Den hohen Stellenwert der Global Compact Initiative unterstrich auch der senegalesische Journalist und BBC-Korrespondent El hadji Gorgui Wade Ndoye in seinem Vortrag, wies aber gleichzeitig darauf hin, dass die beteiligten Unternehmen in ihren Aktivitäten nicht nachlassen dürften, um den Erfolg dieser Initiative nicht zu gefährden. "Mit den beispielsweise von Novartis unterstützten Projekten in vielen Ländern Afrikas ist schon vieles
erreicht worden. Dennoch bleibt einiges zu tun", so Ndoye.

Darüber hinaus engagiert sich Novartis weltweit in zahlreichen Projekten mit dem Ziel, bedürftigen Menschen den Zugang zu hochwirksamen Medikamenten zu ermöglichen. Dies betrifft Programme zur Bekämpfung weit verbreiteter Erkrankungen wie Malaria, Lepra und Tuberkulose ebenso wie das weltweite Glivec(R)-Patientenprogramm. "Im Rahmen dieser Initiative stellt Novartis ein innovatives Medikament zur Behandlung einer seltenen Leukämie jenen Patienten zur Verfügung, die nicht oder nicht
ausreichend krankenversichert sind und sich den Wirkstoff nicht leisten können", so Wohlgemuth.

Gleichwohl ist ein global agierendes Pharmaunternehmen wie Novartis auch darauf angewiesen, stetig an der Erforschung neuer Medikamente zu arbeiten. Dies erklärte Dr. Fintan R. Steele vom Novartis Institute for Biomedical Research (NIBR). Wie Steele weiter erklärte, tragen modernste Forschungsmethoden dazu bei, neue Medikamente schneller zur Marktreife zu bringen. "Innovative Techniken führen aber auch dazu, Substanzen zu entwickeln, die immer selektiver ein therapeutisches Ziel verfolgen", so Steele. Hierfür ist Imatinib (Glivec(R)) ein gutes Beispiel. Mit Imatinib
steht erstmals eine Substanz zur Behandlung der Chronisch Myeloischen
Leukämie (CML) zur Verfügung, welches über die Hemmung der
Tyrosinkinase das Fortschreiten der Erkrankung verhindert.
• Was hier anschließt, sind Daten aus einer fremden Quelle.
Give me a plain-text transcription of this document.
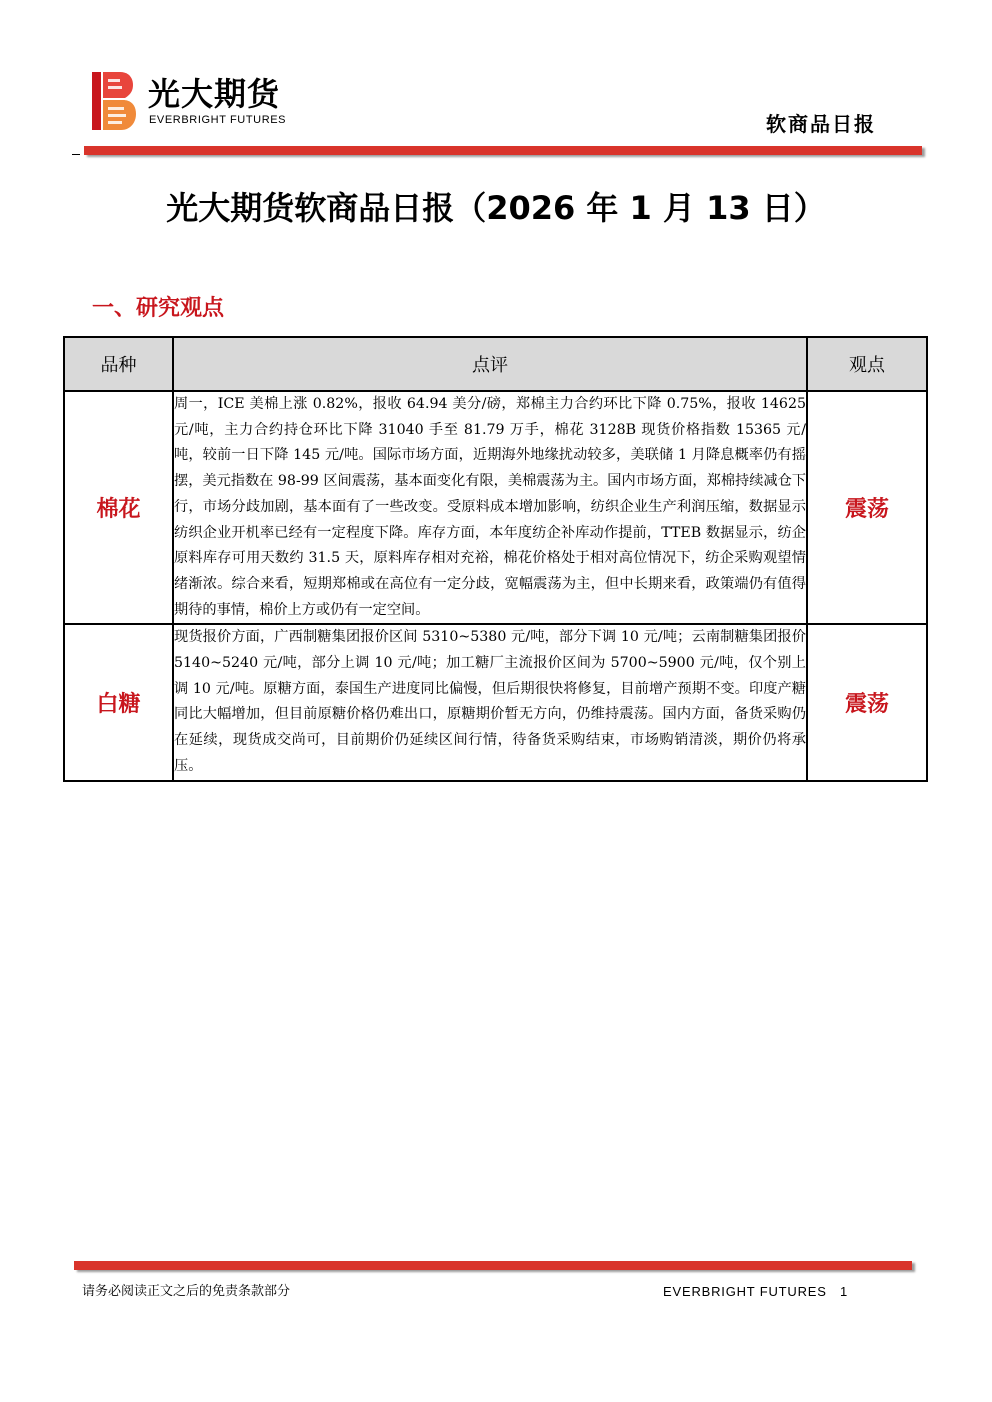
光大期货
EVERBRIGHT FUTURES	软商品日报
光大期货软商品日报（2026 年 1 月 13 日）
一、研究观点
品种	点评	观点
棉花	周一，ICE 美棉上涨 0.82%，报收 64.94 美分/磅，郑棉主力合约环比下降 0.75%，报收 14625 元/吨，主力合约持仓环比下降 31040 手至 81.79 万手，棉花 3128B 现货价格指数 15365 元/吨，较前一日下降 145 元/吨。国际市场方面，近期海外地缘扰动较多，美联储 1 月降息概率仍有摇摆，美元指数在 98-99 区间震荡，基本面变化有限，美棉震荡为主。国内市场方面，郑棉持续减仓下行，市场分歧加剧，基本面有了一些改变。受原料成本增加影响，纺织企业生产利润压缩，数据显示纺织企业开机率已经有一定程度下降。库存方面，本年度纺企补库动作提前，TTEB 数据显示，纺企原料库存可用天数约 31.5 天，原料库存相对充裕，棉花价格处于相对高位情况下，纺企采购观望情绪渐浓。综合来看，短期郑棉或在高位有一定分歧，宽幅震荡为主，但中长期来看，政策端仍有值得期待的事情，棉价上方或仍有一定空间。	震荡
白糖	现货报价方面，广西制糖集团报价区间 5310~5380 元/吨，部分下调 10 元/吨；云南制糖集团报价 5140~5240 元/吨，部分上调 10 元/吨；加工糖厂主流报价区间为 5700~5900 元/吨，仅个别上调 10 元/吨。原糖方面，泰国生产进度同比偏慢，但后期很快将修复，目前增产预期不变。印度产糖同比大幅增加，但目前原糖价格仍难出口，原糖期价暂无方向，仍维持震荡。国内方面，备货采购仍在延续，现货成交尚可，目前期价仍延续区间行情，待备货采购结束，市场购销清淡，期价仍将承压。	震荡
请务必阅读正文之后的免责条款部分	EVERBRIGHT FUTURES 1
Das Verständnis und die immer exaktere Charakterisierung intrazellulärer Stoffwechselwege haben entscheidend dazu beigetragen, derart spezifische Wirkstoffe zu entwickeln.

Innovative Medikamente zu entwickeln ist die eine Seite. Globale gesellschaftliche Verantwortung zu übernehmen, die andere. Für Novartis sind diese beiden Faktoren untrennbar miteinander verbunden und kommen der Gesellschaft als Ganzes zugute.